Herein lies the challenge: If you have already accepted Christ as your personal Lord and Savior, but feel you must work your way into Heaven, first know that it is not your fault that you have been mislead.  Misconceptions about the sufficiency of grace abound in churches today.  If blame is to be placed, its on the church (little ‘c’) and Christians in general. If you are in this position, don’t just take my word for it. I encourage you to read the New Testament yourself.

Of course, none of this will prove anything to you if you do not believe in the veracity of the Scriptures or in the existence of God, or if you are uncertain that Jesus is God.  In this case, I encourage you to pray to God and ask him to reveal himself to you in a way only He can, so that you would have no doubt. I believe He will. After all, it can’t hurt, can it?
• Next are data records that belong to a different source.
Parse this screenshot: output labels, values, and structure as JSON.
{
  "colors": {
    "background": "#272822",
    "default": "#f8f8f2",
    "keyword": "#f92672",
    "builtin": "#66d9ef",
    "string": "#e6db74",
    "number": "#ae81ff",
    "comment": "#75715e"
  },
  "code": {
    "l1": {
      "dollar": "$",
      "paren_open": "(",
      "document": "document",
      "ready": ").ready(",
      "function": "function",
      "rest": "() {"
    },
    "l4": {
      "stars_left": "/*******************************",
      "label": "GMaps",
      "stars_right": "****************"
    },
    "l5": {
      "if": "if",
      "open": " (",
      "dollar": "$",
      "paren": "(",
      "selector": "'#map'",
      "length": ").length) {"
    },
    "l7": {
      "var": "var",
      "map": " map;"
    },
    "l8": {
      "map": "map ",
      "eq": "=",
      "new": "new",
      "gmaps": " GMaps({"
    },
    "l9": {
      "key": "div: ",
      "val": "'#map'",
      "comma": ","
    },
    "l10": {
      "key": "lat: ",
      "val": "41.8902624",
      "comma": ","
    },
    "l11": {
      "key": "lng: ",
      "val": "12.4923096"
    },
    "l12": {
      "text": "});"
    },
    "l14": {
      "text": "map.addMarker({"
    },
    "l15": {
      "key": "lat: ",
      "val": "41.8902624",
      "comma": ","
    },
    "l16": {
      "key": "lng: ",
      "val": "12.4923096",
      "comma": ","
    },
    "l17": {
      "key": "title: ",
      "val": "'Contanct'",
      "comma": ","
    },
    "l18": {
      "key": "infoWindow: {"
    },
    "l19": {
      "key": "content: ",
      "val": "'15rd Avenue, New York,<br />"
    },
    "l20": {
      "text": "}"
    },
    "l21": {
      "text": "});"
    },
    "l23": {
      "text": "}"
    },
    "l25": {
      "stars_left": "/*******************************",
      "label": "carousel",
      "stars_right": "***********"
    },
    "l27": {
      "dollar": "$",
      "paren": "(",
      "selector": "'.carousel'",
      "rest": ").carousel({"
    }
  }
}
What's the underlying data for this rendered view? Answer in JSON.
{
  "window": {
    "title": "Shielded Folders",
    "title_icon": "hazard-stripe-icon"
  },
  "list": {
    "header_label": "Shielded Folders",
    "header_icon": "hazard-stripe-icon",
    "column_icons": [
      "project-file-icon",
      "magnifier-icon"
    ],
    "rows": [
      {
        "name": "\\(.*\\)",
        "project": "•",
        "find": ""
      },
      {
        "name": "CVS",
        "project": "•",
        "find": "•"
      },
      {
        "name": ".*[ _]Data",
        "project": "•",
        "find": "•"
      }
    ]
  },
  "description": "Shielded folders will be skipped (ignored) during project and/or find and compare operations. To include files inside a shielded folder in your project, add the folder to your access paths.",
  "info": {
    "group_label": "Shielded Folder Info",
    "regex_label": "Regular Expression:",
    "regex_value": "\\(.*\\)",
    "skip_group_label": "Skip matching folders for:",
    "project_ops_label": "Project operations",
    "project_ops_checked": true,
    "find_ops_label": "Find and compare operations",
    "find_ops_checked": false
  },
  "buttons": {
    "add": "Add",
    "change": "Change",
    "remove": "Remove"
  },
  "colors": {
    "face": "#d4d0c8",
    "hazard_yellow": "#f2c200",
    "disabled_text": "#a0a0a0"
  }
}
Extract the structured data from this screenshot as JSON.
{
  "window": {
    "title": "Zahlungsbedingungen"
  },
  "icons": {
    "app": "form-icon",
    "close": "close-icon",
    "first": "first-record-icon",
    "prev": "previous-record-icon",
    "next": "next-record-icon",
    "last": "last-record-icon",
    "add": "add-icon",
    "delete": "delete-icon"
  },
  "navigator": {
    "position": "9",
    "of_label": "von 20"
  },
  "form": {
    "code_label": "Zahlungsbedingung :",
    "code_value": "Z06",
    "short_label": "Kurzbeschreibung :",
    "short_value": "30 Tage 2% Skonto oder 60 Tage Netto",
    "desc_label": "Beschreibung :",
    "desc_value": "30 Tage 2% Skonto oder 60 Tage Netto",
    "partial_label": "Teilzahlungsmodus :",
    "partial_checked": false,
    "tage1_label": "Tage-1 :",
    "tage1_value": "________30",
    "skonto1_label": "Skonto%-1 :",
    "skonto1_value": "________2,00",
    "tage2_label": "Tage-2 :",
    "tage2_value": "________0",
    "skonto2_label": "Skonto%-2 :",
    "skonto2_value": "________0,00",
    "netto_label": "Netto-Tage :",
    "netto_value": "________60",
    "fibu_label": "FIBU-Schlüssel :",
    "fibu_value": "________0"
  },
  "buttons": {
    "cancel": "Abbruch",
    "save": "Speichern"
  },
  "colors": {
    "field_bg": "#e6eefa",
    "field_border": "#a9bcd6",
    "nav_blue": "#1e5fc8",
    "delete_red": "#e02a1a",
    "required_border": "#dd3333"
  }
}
Finally, I hope you will consider the importance of seeking spiritual Truth as soon as possible.  I never expected to be diagnosed with a grade 4 Glioblastoma brain tumor at age 35, with only a 10% change of living past two years, but when I did, I was grateful I have worked out my theology. Before my brain surgery, I had the peace of knowing that if something were to go wrong, I would be in Heaven with Christ. As a side note, I’m now at 19 months post-diagnosis, and doing very well. Thanks to the healing power of Christ and the support and love of many friends and family.